Each section of your spine has facet joints; there are lumbar facet joints in your lower back, thoracic facet joints in your mid back and cervical facet joints in your neck, which is, of course, what we are concerned with on this page. Your facet joints have the purpose of guiding and limiting movement of the spinal motion segment in which they are placed. If there is a change in joint motion, i.e. if the movement becomes excessive or stiffens, injury can occur.

The diagnosis stage is vital when it comes to cervical facet joint pain, an injury can be separated into two categories, hypermobility, and hypomobility. The former relates to injuries that arise because joint motion becomes loose and excessive, which can arise as a result of joint diseases, such as Rheumatoid arthritis, overstretched ligaments, dislocation, and fractures.  Hypomobility occurs when joint motion is stiff and limited, and this can happen due to a protective muscle spasm, joint capsule shortening, thickening or scarring, degenerative facet joint osteophytes, facet joint arthritis or a locked facet joint.

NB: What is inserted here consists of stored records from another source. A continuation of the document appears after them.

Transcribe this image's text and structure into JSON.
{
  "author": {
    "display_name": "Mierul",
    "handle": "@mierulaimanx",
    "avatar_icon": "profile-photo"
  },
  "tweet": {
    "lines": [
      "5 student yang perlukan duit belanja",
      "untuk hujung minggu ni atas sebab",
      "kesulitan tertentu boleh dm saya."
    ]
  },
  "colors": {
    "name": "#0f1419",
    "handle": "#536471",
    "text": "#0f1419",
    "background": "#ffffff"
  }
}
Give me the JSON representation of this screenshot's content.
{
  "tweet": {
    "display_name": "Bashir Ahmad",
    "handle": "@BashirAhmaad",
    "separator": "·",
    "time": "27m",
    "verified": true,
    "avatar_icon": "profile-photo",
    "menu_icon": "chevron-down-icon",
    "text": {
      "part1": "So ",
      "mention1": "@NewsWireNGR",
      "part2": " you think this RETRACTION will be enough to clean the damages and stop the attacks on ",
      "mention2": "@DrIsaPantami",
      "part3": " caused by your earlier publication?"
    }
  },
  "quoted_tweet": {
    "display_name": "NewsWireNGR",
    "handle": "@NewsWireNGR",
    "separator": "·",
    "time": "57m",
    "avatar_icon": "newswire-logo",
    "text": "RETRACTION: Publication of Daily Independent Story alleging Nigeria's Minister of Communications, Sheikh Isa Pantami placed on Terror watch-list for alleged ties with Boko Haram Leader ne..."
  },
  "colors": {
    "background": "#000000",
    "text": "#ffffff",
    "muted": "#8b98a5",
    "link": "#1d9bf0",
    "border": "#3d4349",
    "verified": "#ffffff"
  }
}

There are many different techniques and approaches that can be used when it comes to treatment, including muscle stretching, soft tissue massage, joint mobilization, and manual therapy. Your therapist will also provide you with a rehabilitation program to follow at home, which will include various exercises to follow, postural positions to adapt and some other tips to bear in mind, including the application of ice to reduce any muscle spasms.